PEOPLE
Katya Grokhovsky, Founding Artistic Director
Born in Ukraine, Katya Grokhovsky is a New York–based artist, educator, and Founding Director of The Immigrant Artist Biennial. Her work has been exhibited nationally and internationally. Grokhovsky has received support through numerous residencies and fellowships, including The Elizabeth Foundation for the Arts (EFA) Studio Program; Keyholder Residency; Lower East Side Printshop; Ellis-Beauregard Foundation Residency; The California Studio: Manetti Shrem Visiting Artist Residency at UC Davis; Sculpture Space; Windgate Foundation Artist Residency at the University of Arkansas, Fort Smith; Visiting Artist Residency at Columbus State University; Padnos Distinguished Artist Residency at Grand Valley State University; Ekard Artist Residency at Bucknell University; Kickstarter Creator in Residence; Pratt Fine Arts Department Artist in Residence; Museum of Arts and Design (MAD) Artist Studio Program; BRICworkspace Residency; Ox-Bow School of Art Residency; and Wassaic Artist Residency, among others.

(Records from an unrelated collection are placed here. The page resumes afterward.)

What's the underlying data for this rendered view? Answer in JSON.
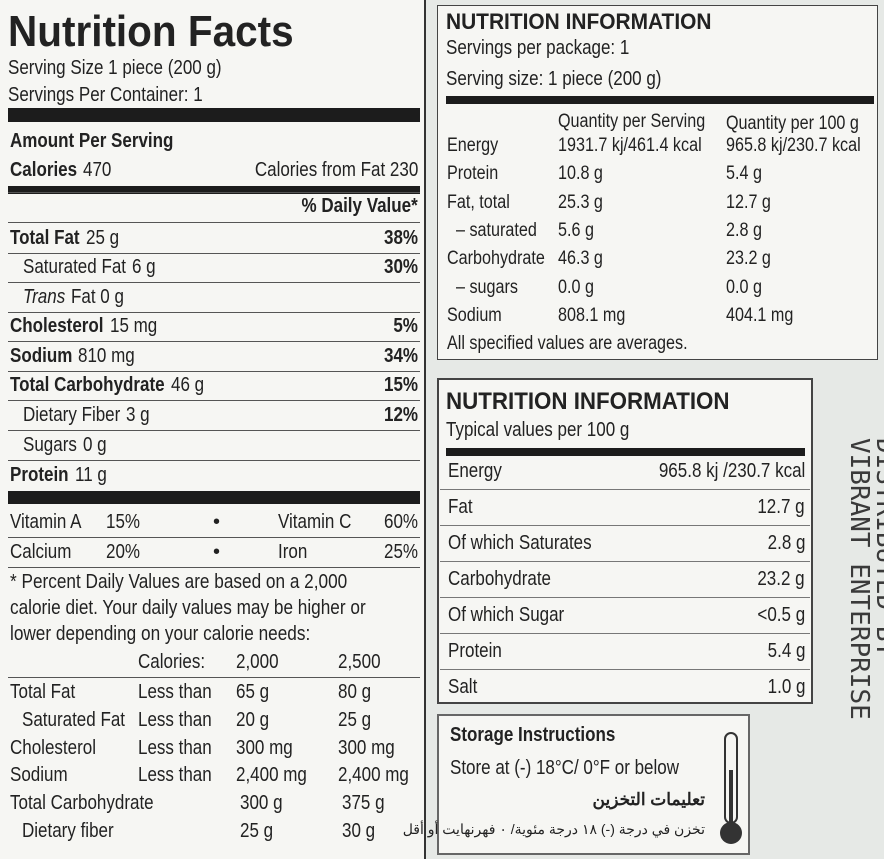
{
  "us": {
    "title": "Nutrition Facts",
    "serving_size": "Serving Size 1 piece (200 g)",
    "servings_per_container": "Servings Per Container: 1",
    "amount_per_serving": "Amount Per Serving",
    "calories_label": "Calories",
    "calories_value": "470",
    "calories_from_fat": "Calories from Fat 230",
    "daily_value_header": "% Daily Value*",
    "rows": [
      [
        "Total Fat",
        "25 g",
        "38%"
      ],
      [
        "Saturated Fat",
        "6 g",
        "30%"
      ],
      [
        "Trans",
        "Fat 0 g"
      ],
      [
        "Cholesterol",
        "15 mg",
        "5%"
      ],
      [
        "Sodium",
        "810 mg",
        "34%"
      ],
      [
        "Total Carbohydrate",
        "46 g",
        "15%"
      ],
      [
        "Dietary Fiber",
        "3 g",
        "12%"
      ],
      [
        "Sugars",
        "0 g"
      ],
      [
        "Protein",
        "11 g"
      ]
    ],
    "vitamins": [
      [
        "Vitamin A",
        "15%",
        "Vitamin C",
        "60%"
      ],
      [
        "Calcium",
        "20%",
        "Iron",
        "25%"
      ]
    ],
    "footnote": [
      "* Percent Daily Values are based on a 2,000",
      "calorie diet. Your daily values may be higher or",
      "lower depending on your calorie needs:"
    ],
    "daily_header": [
      "Calories:",
      "2,000",
      "2,500"
    ],
    "daily_rows": [
      [
        "Total Fat",
        "Less than",
        "65 g",
        "80 g"
      ],
      [
        "Saturated Fat",
        "Less than",
        "20 g",
        "25 g"
      ],
      [
        "Cholesterol",
        "Less than",
        "300 mg",
        "300 mg"
      ],
      [
        "Sodium",
        "Less than",
        "2,400 mg",
        "2,400 mg"
      ],
      [
        "Total Carbohydrate",
        "300 g",
        "375 g"
      ],
      [
        "Dietary fiber",
        "25 g",
        "30 g"
      ]
    ]
  },
  "info": {
    "title": "NUTRITION INFORMATION",
    "servings_per_package": "Servings per package: 1",
    "serving_size": "Serving size: 1 piece (200 g)",
    "header": [
      "Quantity per Serving",
      "Quantity per 100 g"
    ],
    "rows": [
      [
        "Energy",
        "1931.7 kj/461.4 kcal",
        "965.8 kj/230.7 kcal"
      ],
      [
        "Protein",
        "10.8 g",
        "5.4 g"
      ],
      [
        "Fat, total",
        "25.3 g",
        "12.7 g"
      ],
      [
        "– saturated",
        "5.6 g",
        "2.8 g"
      ],
      [
        "Carbohydrate",
        "46.3 g",
        "23.2 g"
      ],
      [
        "– sugars",
        "0.0 g",
        "0.0 g"
      ],
      [
        "Sodium",
        "808.1 mg",
        "404.1 mg"
      ]
    ],
    "note": "All specified values are averages."
  },
  "typical": {
    "title": "NUTRITION INFORMATION",
    "subtitle": "Typical values per 100 g",
    "rows": [
      [
        "Energy",
        "965.8 kj /230.7 kcal"
      ],
      [
        "Fat",
        "12.7 g"
      ],
      [
        "Of which Saturates",
        "2.8 g"
      ],
      [
        "Carbohydrate",
        "23.2 g"
      ],
      [
        "Of which Sugar",
        "<0.5 g"
      ],
      [
        "Protein",
        "5.4 g"
      ],
      [
        "Salt",
        "1.0 g"
      ]
    ]
  },
  "storage": {
    "title": "Storage Instructions",
    "text": "Store at (-) 18°C/ 0°F or below",
    "arabic_title": "تعليمات التخزين",
    "arabic_text": "تخزن في درجة (-) ١٨ درجة مئوية/ ٠ فهرنهايت أو أقل"
  },
  "side": {
    "line1": "VIBRANT ENTERPRISE",
    "line2": "DISTRIBUTED BY"
  }
}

She has been awarded the New American Fellowship, FST Studio Projects Fund, Brooklyn Arts Council grants, an Australia Council for the Arts grant, and the Freedman Traveling Scholarship for Emerging Artists, among others. Grokhovsky holds an MFA from the School of the Art Institute of Chicago, a BFA from the Victorian College of the Arts at the University of Melbourne, and a BA in Fashion (Honors) from the Royal Melbourne Institute of Technology, Australia.
Photo: Kent Meister
Anna Mikaela Ekstrand, Associate Director and Head of Communications
Anna Mikaela Ekstrand is the founder and editor of Cultbytes and serves as Associate Director of The Immigrant Artist Biennial (TIAB), where she works collaboratively to shape exhibitions, programs, and partnerships that rethink belonging, authorship, and power. She was co-curator of TIAB 2023: Contact Zone and is frequently invited to curate exhibitions at institutions and galleries. Holding dual master’s degrees in Art History from Stockholm University and in Design History, Material Culture, and Decorative Arts from Bard Graduate Center, her practice moves between research and action, centering feminist, decolonial, and socially engaged approaches to contemporary art. She is interested in what reappears when we question who gets to write history — and how we might write it differently, together.
She has co-edited several books, including Assuming Asymmetries: Conversations on Curating Public Art Projects of the 1980s and 1990s (Berlin: Sternberg Press, 2022) and Curating Beyond the Mainstream: The Practices of Carlos Capelán, Elisabet Haglund, Gunilla Lundahl, and Jan-Erik Lundström (Berlin: Sternberg Press, 2022), among others.